Faced with a growing number of COVID-19 related deaths, Starr County commissioners decided to allocate more funds toward grants for funeral expenses by suspending a grant program meant to help small businesses affected by the pandemic.
The county commissioners unanimously agreed to suspend the small business grant program that initially would have given $1,500 grants to businesses within the county’s rural areas such as La Victoria, La Casita, Salineño, San Isidro, and other non-incorporated areas.
The funds allocated for that will instead go toward their condolence program which was set up to help cover funeral expenses for families of individuals who died due to COVID-19 related complications.
These programs are funded with money the county received through the coronavirus relief bill passed by Congress earlier this year. Though larger jurisdictions such as Hidalgo County received the funds directly from the U.S. Department of Treasury, smaller ones like Starr County received them through the state which imposed some restrictions.
Among them was that counties could only use 25% of their funds for community programs such as grants for utilities, small businesses and funeral expenses. For Starr County, that means only $459,200 can be used for that.
“It’s really going to be tough because we cannot expend a million dollars — or a million and some — buying sanitizers and new stuff like that. I mean, there’s no way we can spend that time or money,” Vera told the commissioners during a meeting on Monday. “Regardless, we’re going to try, we’re going to look at different ways at how we can spend that money because I don’t want to leave it at the state level.”
So far, 135 Starr County residents have died due to the coronavirus, according to data collected by the Department of State Health Services, and the county intended to offer up to $2,000 per family.
To qualify for the grant, families must present documentation that the deceased individual died due to COVID-19. Following that, checks would be paid directly to the funeral homes to cover the expenses that are owed. If the costs were already paid, then the funeral home would distribute the money back to the family or the person who paid.
But with the estimated $250,000 cap on that program, the county would have only been able to aid the funeral expensed for 125 people.
“If we leave it as we have it, there’s no way we could cover (it),” Vera said. “Plus, I’m sure, unfortunately, there will be some more deaths as we move forward.”

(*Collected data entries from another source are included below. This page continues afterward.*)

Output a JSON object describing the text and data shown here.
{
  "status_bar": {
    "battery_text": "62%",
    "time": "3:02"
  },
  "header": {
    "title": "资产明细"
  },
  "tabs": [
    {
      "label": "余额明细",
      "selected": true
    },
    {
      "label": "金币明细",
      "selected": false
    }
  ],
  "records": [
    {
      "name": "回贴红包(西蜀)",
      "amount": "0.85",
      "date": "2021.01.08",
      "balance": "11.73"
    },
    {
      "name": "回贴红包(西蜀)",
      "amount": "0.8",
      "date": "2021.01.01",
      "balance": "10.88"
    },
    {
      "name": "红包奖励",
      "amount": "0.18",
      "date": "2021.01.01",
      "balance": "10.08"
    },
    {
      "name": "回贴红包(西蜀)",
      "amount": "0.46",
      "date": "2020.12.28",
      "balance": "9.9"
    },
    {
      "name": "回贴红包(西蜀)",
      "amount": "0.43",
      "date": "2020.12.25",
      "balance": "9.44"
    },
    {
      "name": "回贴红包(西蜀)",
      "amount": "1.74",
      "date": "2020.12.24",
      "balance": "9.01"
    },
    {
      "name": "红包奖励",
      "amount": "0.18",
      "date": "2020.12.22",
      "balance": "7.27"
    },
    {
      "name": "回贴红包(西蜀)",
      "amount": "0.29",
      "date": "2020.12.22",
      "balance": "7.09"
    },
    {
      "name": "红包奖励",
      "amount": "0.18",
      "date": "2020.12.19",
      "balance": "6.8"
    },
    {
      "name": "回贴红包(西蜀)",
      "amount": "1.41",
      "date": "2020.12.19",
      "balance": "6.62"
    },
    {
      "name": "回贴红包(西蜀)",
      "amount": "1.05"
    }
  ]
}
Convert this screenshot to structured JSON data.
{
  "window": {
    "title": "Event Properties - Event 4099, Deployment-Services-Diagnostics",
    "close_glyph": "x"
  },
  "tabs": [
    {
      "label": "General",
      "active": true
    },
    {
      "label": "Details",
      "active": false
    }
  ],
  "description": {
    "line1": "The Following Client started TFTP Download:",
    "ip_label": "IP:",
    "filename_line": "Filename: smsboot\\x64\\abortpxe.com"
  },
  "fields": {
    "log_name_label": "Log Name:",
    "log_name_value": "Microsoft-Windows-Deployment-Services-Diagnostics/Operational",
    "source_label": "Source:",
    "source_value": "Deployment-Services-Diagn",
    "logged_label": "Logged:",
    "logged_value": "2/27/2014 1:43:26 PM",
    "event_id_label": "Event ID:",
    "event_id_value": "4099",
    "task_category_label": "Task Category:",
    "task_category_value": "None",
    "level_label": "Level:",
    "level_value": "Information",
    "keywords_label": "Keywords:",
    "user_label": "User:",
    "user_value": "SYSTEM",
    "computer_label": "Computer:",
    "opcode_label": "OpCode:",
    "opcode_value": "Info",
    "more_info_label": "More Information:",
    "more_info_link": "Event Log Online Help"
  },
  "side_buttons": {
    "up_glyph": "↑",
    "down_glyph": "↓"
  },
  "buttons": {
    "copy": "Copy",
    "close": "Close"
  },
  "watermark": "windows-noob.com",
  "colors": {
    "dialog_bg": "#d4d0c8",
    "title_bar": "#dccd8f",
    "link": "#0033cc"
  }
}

Vera first proposed lowering the amount of business grants to $1,000 each but Commissioners Jaime Alvarez and Raul “Roy” Peña III suggested hitting pause on the business grants altogether.
Rose Benavidez, the president of the Starr County Industrial Foundation, told the commissioners that about 20 businesses had already applied for the grants.
But they unanimously voted to suspend the program and divert funds toward funeral expenses, raising the amount of money available to families of those who have died from COVID-19 to $384,000.
If funds are still available in November, the county will resume the business grant program at that time.
Meanwhile, businesses within Rio Grande City will still have the opportunity to apply for relief.
The city launched their own relief grant program that offers a one-time $1,000 grant for eligible small businesses.
Information on how to apply can be found on the city’s website.